Inventories edged up 0.1 percent in May, the Commerce Department reported Wednesday. Sales dropped 0.9 percent, the first decline since March 2009 when they fell 2.1 percent.
The drop in total business sales was further evidence that the recovery was slowing in the late spring. A separate report Wednesday said sales at the retail level dropped for a second straight month in June.
Businesses helped drive the early stages of the recovery last year by building up their stocks after slashing them during the recession.
The worry is that if consumer demand falters, businesses will cut back. That could mean fewer orders to U.S. factories and weaker output from manufacturers — one of the strongest industries in the recovery.

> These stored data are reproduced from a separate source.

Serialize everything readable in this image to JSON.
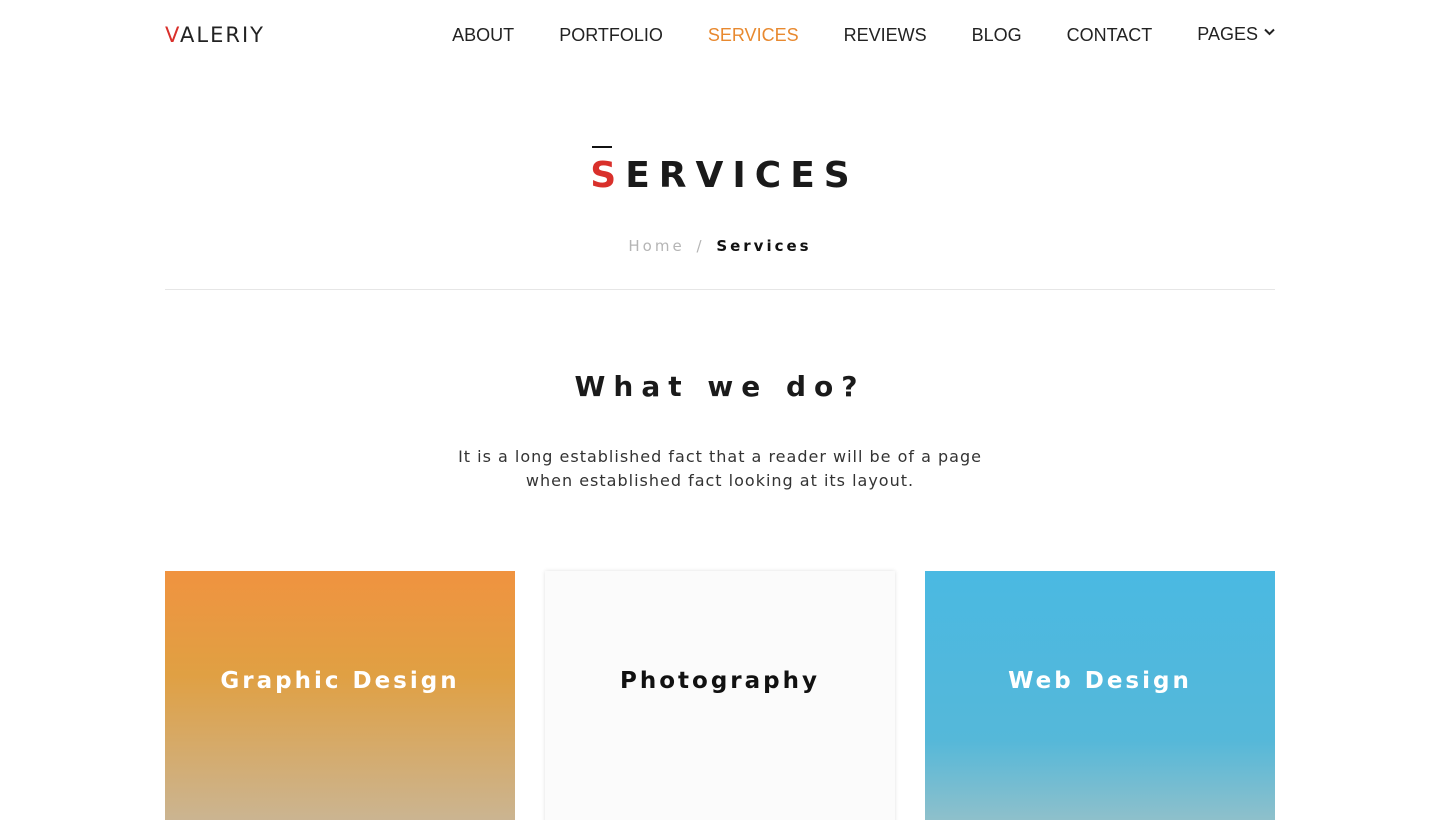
{
  "header": {
    "logo_first": "V",
    "logo_rest": "ALERIY",
    "nav": [
      {
        "label": "ABOUT"
      },
      {
        "label": "PORTFOLIO"
      },
      {
        "label": "SERVICES"
      },
      {
        "label": "REVIEWS"
      },
      {
        "label": "BLOG"
      },
      {
        "label": "CONTACT"
      },
      {
        "label": "PAGES"
      }
    ],
    "active_nav": "SERVICES",
    "dropdown_icon": "chevron-down-icon"
  },
  "hero": {
    "title_first": "S",
    "title_rest": "ERVICES",
    "breadcrumb": {
      "home": "Home",
      "separator": "/",
      "current": "Services"
    }
  },
  "section": {
    "title": "What we do?",
    "desc_line1": "It is a long established fact that a reader will be of a page",
    "desc_line2": "when established fact looking at its layout."
  },
  "cards": [
    {
      "label": "Graphic Design"
    },
    {
      "label": "Photography"
    },
    {
      "label": "Web Design"
    }
  ],
  "colors": {
    "accent_red": "#d9302b",
    "accent_orange": "#e8892f",
    "card_blue": "#4ab9e2"
  }
}
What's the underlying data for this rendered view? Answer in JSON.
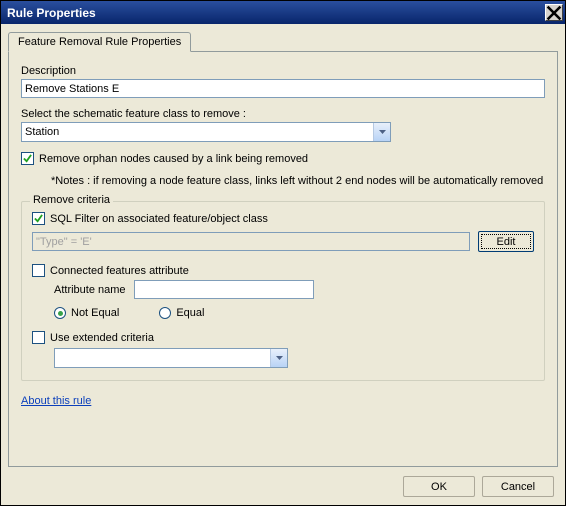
{
  "window": {
    "title": "Rule Properties"
  },
  "tab": {
    "label": "Feature Removal Rule Properties"
  },
  "description": {
    "label": "Description",
    "value": "Remove Stations E"
  },
  "feature_class": {
    "label": "Select the schematic feature class to remove :",
    "value": "Station"
  },
  "remove_orphan": {
    "checked": true,
    "label": "Remove orphan nodes caused by a link being removed"
  },
  "notes": "*Notes : if removing a node feature class, links left without 2 end nodes will be automatically removed",
  "criteria": {
    "legend": "Remove criteria",
    "sql": {
      "checked": true,
      "label": "SQL Filter on associated feature/object class",
      "value": "\"Type\" = 'E'",
      "edit": "Edit"
    },
    "connected": {
      "checked": false,
      "label": "Connected features attribute",
      "attr_label": "Attribute name",
      "attr_value": "",
      "not_equal": "Not Equal",
      "equal": "Equal",
      "selected": "not_equal"
    },
    "extended": {
      "checked": false,
      "label": "Use extended criteria",
      "value": ""
    }
  },
  "link": "About this rule",
  "buttons": {
    "ok": "OK",
    "cancel": "Cancel"
  }
}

For May, inventories held by manufacturers were down 0.4 percent. But stocks held by wholesalers were up 0.5 percent and retail inventories rose 0.3 percent.
Sales in May at the manufacturing level fell 1.3 percent, 0.3 percent at the wholesale level, and 1.2 percent at the retail level.
The inventory to sales ratio edged up slightly to 1.24 in May from 1.23 April. That means it would take 1.24 months to exhaust inventories at the May sales pace.
That ratio had spiked above 1.45 months in early 2009. Businesses were caught with unwanted stocks during the recession. That prompted a massive liquidation of inventories through most of 2009 as businesses struggled to get costs under control.
Toward the end of the year, business began building up their inventories. That helped spur growth at an annual rate of 5.6 percent in the final three months of last year.
Growth slowed to a 2.7 percent growth rate in the first three months of this year, in part because the pace of inventory rebuilding slowed. Many economists believe growth will slow to around 2.5 percent in the second half of this year.